Question

The equivalent conductance of an infinitely dilute solution of $N{H}_{4}Cl$ is $150$ and the ionic conductance of $O{H}^{–}$ and $C{l}^{–}$ ions are $198$ and $76$ respectively.

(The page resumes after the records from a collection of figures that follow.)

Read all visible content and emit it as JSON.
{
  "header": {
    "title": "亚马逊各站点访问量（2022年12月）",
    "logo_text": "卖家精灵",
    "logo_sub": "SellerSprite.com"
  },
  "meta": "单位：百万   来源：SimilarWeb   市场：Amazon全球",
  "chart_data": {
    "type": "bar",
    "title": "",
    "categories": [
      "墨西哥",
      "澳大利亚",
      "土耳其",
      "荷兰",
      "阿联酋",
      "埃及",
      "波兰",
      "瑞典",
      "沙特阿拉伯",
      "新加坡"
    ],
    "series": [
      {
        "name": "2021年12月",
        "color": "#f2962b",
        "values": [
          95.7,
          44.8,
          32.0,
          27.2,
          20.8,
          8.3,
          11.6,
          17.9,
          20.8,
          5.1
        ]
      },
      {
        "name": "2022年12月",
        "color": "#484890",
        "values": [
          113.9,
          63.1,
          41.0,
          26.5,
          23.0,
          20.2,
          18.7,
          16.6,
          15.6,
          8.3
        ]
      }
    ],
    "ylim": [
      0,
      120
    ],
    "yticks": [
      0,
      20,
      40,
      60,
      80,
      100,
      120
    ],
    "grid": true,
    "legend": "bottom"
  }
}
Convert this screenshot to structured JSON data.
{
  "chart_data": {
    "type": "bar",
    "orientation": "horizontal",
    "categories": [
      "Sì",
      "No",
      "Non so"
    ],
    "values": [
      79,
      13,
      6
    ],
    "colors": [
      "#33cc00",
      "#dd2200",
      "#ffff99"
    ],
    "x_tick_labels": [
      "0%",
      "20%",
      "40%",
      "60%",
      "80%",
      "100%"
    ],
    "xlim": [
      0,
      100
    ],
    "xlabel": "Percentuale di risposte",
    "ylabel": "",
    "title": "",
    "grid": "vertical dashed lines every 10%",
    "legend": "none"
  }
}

If the equivalent conductance of a $0.01N$ solution of $N{H}_{4}OH$ is $9.6$, what will be its degree of dissociation?

• A. $0.96$
• B. $0.0103$
• C. $0.414$
• D. $0.0353$

Answer 1

The correct option is D $0.0353$

${\Lambda }_{eq}^{\circ }\left(N{H}_{4}Cl\right)={\Lambda }_{eq}^{\circ }\left(N{H}_4^{+}\right)+{\Lambda }_{eq}^{\circ }\left(C{l}^{-}\right)$
${\Lambda }_{eq}^{\circ }\left(N{H}_{4}Cl\right)=150={\Lambda }_{eq}^{\circ }\left(N{H}_4^{+}\right)+76$
${\Lambda }_{eq}^{\circ }\left(N{H}_4^{+}\right)=150-76=74$
${\Lambda }_{eq}^{\circ }\left(N{H}_{4}OH\right)={\Lambda }_{eq}^{\circ }\left(N{H}_4^{+}\right)+{\Lambda }_{eq}^{\circ }\left(O{H}^{-}\right)$
${\Lambda }_{eq}^{\circ }\left(N{H}_{4}OH\right)=74+198=272$
As, ${\Lambda }_{eq}\left(N{H}_{4}OH\right)=9.6$ (given)
So, degree of dissociation will be:
$\alpha =\frac{{\Lambda }_{eq}\left(N{H}_{4}OH\right)}{{\Lambda }_{eq}^{\circ }\left(N{H}_{4}OH\right)}=\frac{9.6}{272}=0.0353$
Hence, option (a) is correct answer.